Une avancée concrète se profile pour les retraités agricoles les plus modestes. Jeudi 4 juin 2026, l’Assemblée nationale a adopté en première lecture — contre l’avis du gouvernement — une proposition de loi visant à revaloriser les petites retraites du secteur agricole. Porté par le député communiste du Puy-de-Dôme Julien Brugerolles, ce texte cherche à corriger certaines inégalités persistantes au sein de ce régime spécifique.

Selon Reporterre, cette initiative législative s’articule autour de trois mesures phares, destinées à améliorer le quotidien des bénéficiaires, notamment des femmes souvent en situation de précarité après une carrière dans l’agriculture. Ce vote intervient alors que les débats sur l’équité des pensions persistent, dans un contexte où les retraites agricoles restent inférieures à la moyenne nationale.

Ce qu'il faut retenir

  • La proposition de loi a été adoptée le 4 juin 2026 par l’Assemblée nationale en première lecture, contre l’avis du gouvernement.
  • Le texte est porté par Julien Brugerolles, député communiste du Puy-de-Dôme.
  • Il prévoit trois mesures principales pour revaloriser les petites retraites agricoles, avec un accent sur les femmes conjointes d’exploitants.
  • L’objectif est de réduire les inégalités persistantes dans ce régime de retraite spécifique.
  • Cette adoption survient dans un débat plus large sur l’équité des pensions en milieu rural.

Un texte porté par un élu local engagé

Julien Brugerolles, dont le nom est désormais associé à cette réforme, a porté cette proposition avec une ambition précise : « améliorer le niveau de vie des retraités agricoles les plus fragiles », a-t-il indiqué lors des débats. Le député, connu pour son engagement en faveur des zones rurales, a souligné que « les écarts de pension entre le régime agricole et le régime général restent trop importants ». Selon lui, cette revalorisation est un premier pas pour rétablir une forme d’équité entre les différents secteurs d’activité.

Le texte, bien que voté à l’unanimité des groupes de gauche, a suscité des réserves du côté du gouvernement. « Nous partageons l’objectif d’améliorer le pouvoir d’achat des retraités agricoles », a déclaré un membre de l’exécutif sous couvert d’anonymat, « mais nous estimons que les mesures proposées doivent être financées de manière pérenne ». Une divergence de vue qui n’a pas empêché le vote en première lecture, reflétant l’urgence sociale perçue par les parlementaires.

Trois mesures pour cibler les inégalités

Le contenu exact des trois mesures n’a pas été détaillé par Reporterre, mais plusieurs pistes ont été évoquées en amont des débats. Parmi elles, une majoration des pensions pour les retraités ayant cotisé moins de 15 ans figure parmi les hypothèses les plus probables.
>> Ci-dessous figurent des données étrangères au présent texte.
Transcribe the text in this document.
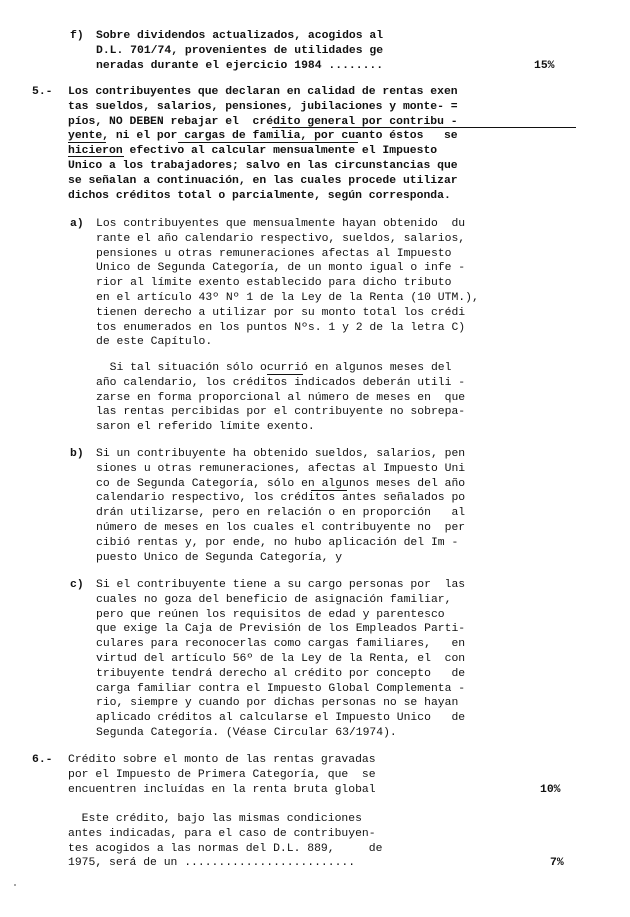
f) Sobre dividendos actualizados, acogidos al
D.L. 701/74, provenientes de utilidades ge
neradas durante el ejercicio 1984 ........	15%
5.- Los contribuyentes que declaran en calidad de rentas exen
tas sueldos, salarios, pensiones, jubilaciones y monte- =
píos, NO DEBEN rebajar el  crédito general por contribu -
yente, ni el por cargas de familia, por cuanto éstos   se
hicieron efectivo al calcular mensualmente el Impuesto
Unico a los trabajadores; salvo en las circunstancias que
se señalan a continuación, en las cuales procede utilizar
dichos créditos total o parcialmente, según corresponda.
a) Los contribuyentes que mensualmente hayan obtenido  du
rante el año calendario respectivo, sueldos, salarios,
pensiones u otras remuneraciones afectas al Impuesto
Unico de Segunda Categoría, de un monto igual o infe -
rior al límite exento establecido para dicho tributo
en el artículo 43º Nº 1 de la Ley de la Renta (10 UTM.),
tienen derecho a utilizar por su monto total los crédi
tos enumerados en los puntos Nºs. 1 y 2 de la letra C)
de este Capítulo.
Si tal situación sólo ocurrió en algunos meses del
año calendario, los créditos indicados deberán utili -
zarse en forma proporcional al número de meses en  que
las rentas percibidas por el contribuyente no sobrepa-
saron el referido límite exento.
b) Si un contribuyente ha obtenido sueldos, salarios, pen
siones u otras remuneraciones, afectas al Impuesto Uni
co de Segunda Categoría, sólo en algunos meses del año
calendario respectivo, los créditos antes señalados po
drán utilizarse, pero en relación o en proporción   al
número de meses en los cuales el contribuyente no  per
cibió rentas y, por ende, no hubo aplicación del Im -
puesto Unico de Segunda Categoría, y
c) Si el contribuyente tiene a su cargo personas por  las
cuales no goza del beneficio de asignación familiar,
pero que reúnen los requisitos de edad y parentesco
que exige la Caja de Previsión de los Empleados Parti-
culares para reconocerlas como cargas familiares,   en
virtud del artículo 56º de la Ley de la Renta, el  con
tribuyente tendrá derecho al crédito por concepto   de
carga familiar contra el Impuesto Global Complementa -
rio, siempre y cuando por dichas personas no se hayan
aplicado créditos al calcularse el Impuesto Unico   de
Segunda Categoría. (Véase Circular 63/1974).
6.- Crédito sobre el monto de las rentas gravadas
por el Impuesto de Primera Categoría, que  se
encuentren incluídas en la renta bruta global	10%
Este crédito, bajo las mismas condiciones
antes indicadas, para el caso de contribuyen-
tes acogidos a las normas del D.L. 889,     de
1975, será de un .........................	7%
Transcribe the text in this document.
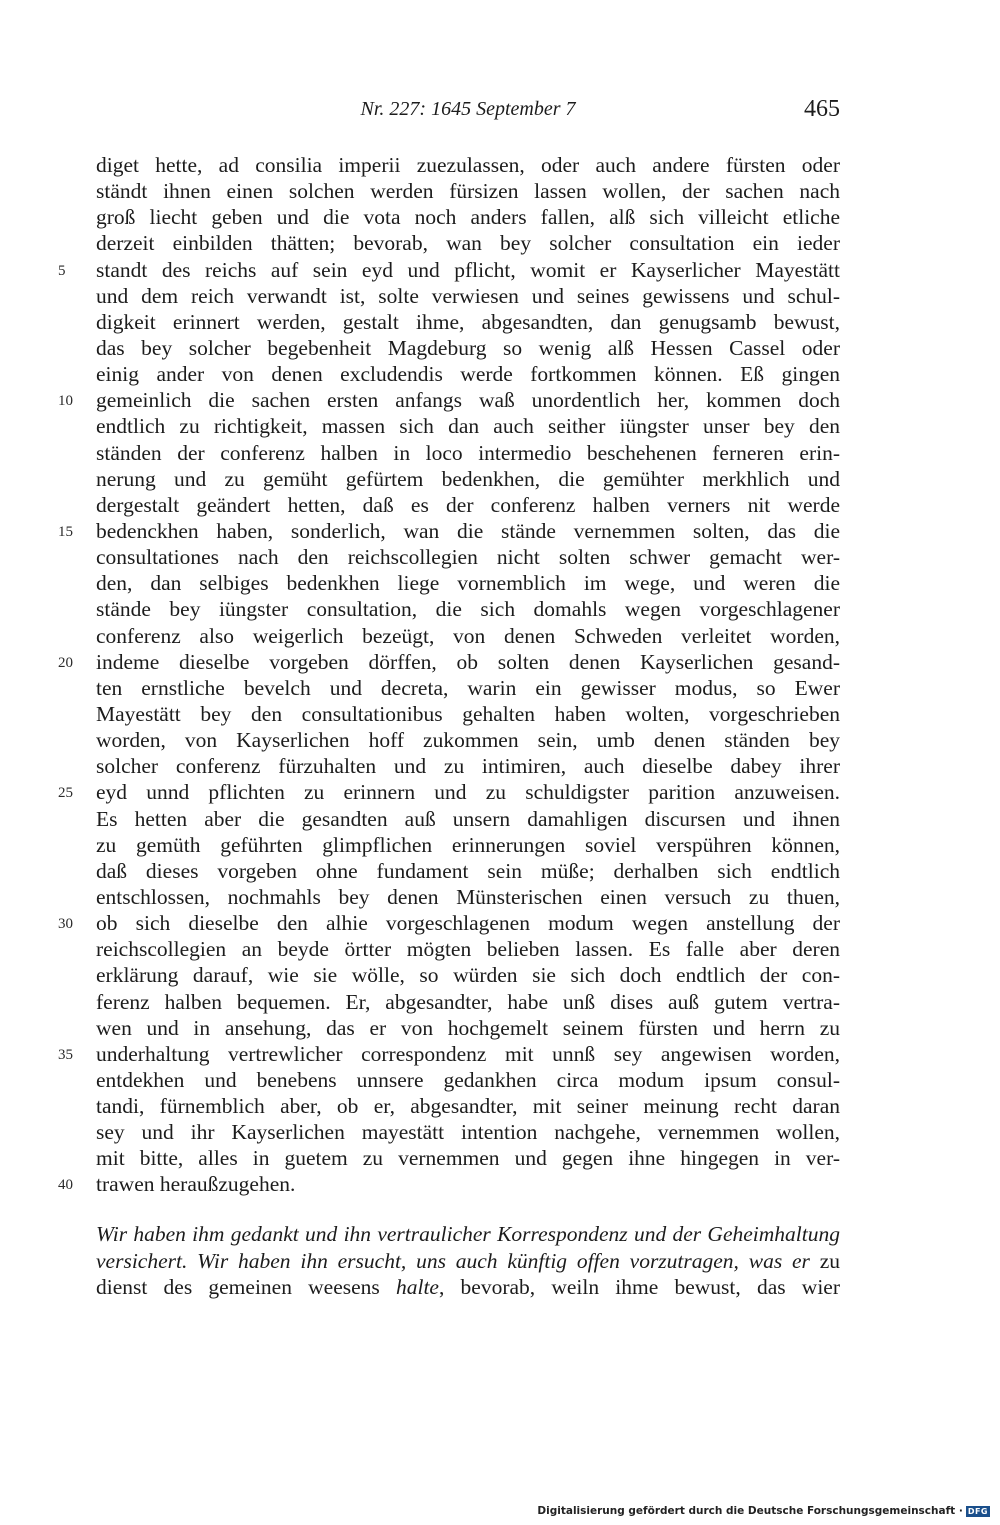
Nr. 227: 1645 September 7	465
diget hette, ad consilia imperii zuezulassen, oder auch andere fürsten oder
ständt ihnen einen solchen werden fürsizen lassen wollen, der sachen nach
groß liecht geben und die vota noch anders fallen, alß sich villeicht etliche
derzeit einbilden thätten; bevorab, wan bey solcher consultation ein ieder
5	standt des reichs auf sein eyd und pflicht, womit er Kayserlicher Mayestätt
und dem reich verwandt ist, solte verwiesen und seines gewissens und schul-
digkeit erinnert werden, gestalt ihme, abgesandten, dan genugsamb bewust,
das bey solcher begebenheit Magdeburg so wenig alß Hessen Cassel oder
einig ander von denen excludendis werde fortkommen können. Eß gingen
10	gemeinlich die sachen ersten anfangs waß unordentlich her, kommen doch
endtlich zu richtigkeit, massen sich dan auch seither iüngster unser bey den
ständen der conferenz halben in loco intermedio beschehenen ferneren erin-
nerung und zu gemüht gefürtem bedenkhen, die gemühter merkhlich und
dergestalt geändert hetten, daß es der conferenz halben verners nit werde
15	bedenckhen haben, sonderlich, wan die stände vernemmen solten, das die
consultationes nach den reichscollegien nicht solten schwer gemacht wer-
den, dan selbiges bedenkhen liege vornemblich im wege, und weren die
stände bey iüngster consultation, die sich domahls wegen vorgeschlagener
conferenz also weigerlich bezeügt, von denen Schweden verleitet worden,
20	indeme dieselbe vorgeben dörffen, ob solten denen Kayserlichen gesand-
ten ernstliche bevelch und decreta, warin ein gewisser modus, so Ewer
Mayestätt bey den consultationibus gehalten haben wolten, vorgeschrieben
worden, von Kayserlichen hoff zukommen sein, umb denen ständen bey
solcher conferenz fürzuhalten und zu intimiren, auch dieselbe dabey ihrer
25	eyd unnd pflichten zu erinnern und zu schuldigster parition anzuweisen.
Es hetten aber die gesandten auß unsern damahligen discursen und ihnen
zu gemüth geführten glimpflichen erinnerungen soviel verspühren können,
daß dieses vorgeben ohne fundament sein müße; derhalben sich endtlich
entschlossen, nochmahls bey denen Münsterischen einen versuch zu thuen,
30	ob sich dieselbe den alhie vorgeschlagenen modum wegen anstellung der
reichscollegien an beyde örtter mögten belieben lassen. Es falle aber deren
erklärung darauf, wie sie wölle, so würden sie sich doch endtlich der con-
ferenz halben bequemen. Er, abgesandter, habe unß dises auß gutem vertra-
wen und in ansehung, das er von hochgemelt seinem fürsten und herrn zu
35	underhaltung vertrewlicher correspondenz mit unnß sey angewisen worden,
entdekhen und benebens unnsere gedankhen circa modum ipsum consul-
tandi, fürnemblich aber, ob er, abgesandter, mit seiner meinung recht daran
sey und ihr Kayserlichen mayestätt intention nachgehe, vernemmen wollen,
mit bitte, alles in guetem zu vernemmen und gegen ihne hingegen in ver-
40	trawen heraußzugehen.
Wir haben ihm gedankt und ihn vertraulicher Korrespondenz und der Geheimhaltung
versichert. Wir haben ihn ersucht, uns auch künftig offen vorzutragen, was er zu
dienst des gemeinen weesens halte, bevorab, weiln ihme bewust, das wier
Digitalisierung gefördert durch die Deutsche Forschungsgemeinschaft · DFG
Cette mesure vise particulièrement les conjointes d’exploitants, souvent exclues des dispositifs de retraite complémentaire faute de droits propres suffisants.

Une autre piste serait l’augmentation du minimum vieillesse pour les bénéficiaires du régime agricole, afin de porter leur pension au niveau du seuil de pauvreté. Enfin, un ajustement des coefficients de revalorisation annuelle pourrait être envisagé pour les petites pensions, afin de limiter leur érosion face à l’inflation. Autant dire que ces mesures, si elles sont adoptées définitivement, pourraient concerner plusieurs dizaines de milliers de personnes, selon les estimations de la Mutualité sociale agricole (MSA).

Et maintenant ?

Le texte doit désormais être examiné par le Sénat, où les discussions pourraient s’avérer plus tendues. Si la majorité sénatoriale actuelle est plutôt favorable à cette réforme, certains élus de droite ont déjà exprimé leur scepticisme sur son financement. Le gouvernement pourrait déposer un amendement en commission mixte paritaire, mais aucune date n’a encore été fixée pour une éventuelle adoption définitive. Dans l’immédiat, les associations de retraités agricoles appellent à une accélération des débats, estimant que « chaque mois de retard aggrave la situation des plus modestes ».

Cette initiative s’inscrit dans un contexte où les retraites agricoles restent en moyenne 20 % inférieures à celles du régime général, selon les dernières données de la DREES. Alors que les négociations sur la réforme des retraites battent leur plein, ce vote rappelle aussi l’enjeu de l’équité entre les différents régimes. Pour Julien Brugerolles, il s’agit d’abord d’une question de dignité : « Personne ne devrait vivre avec moins de 1 000 euros par mois après une vie de labeur. »

Le texte doit être examiné par le Sénat dans les prochains mois. Si des désaccords persistent, une commission mixte paritaire pourrait être convoquée pour trouver un compromis entre les deux chambres. Aucune date précise n’a encore été annoncée pour l’adoption définitive.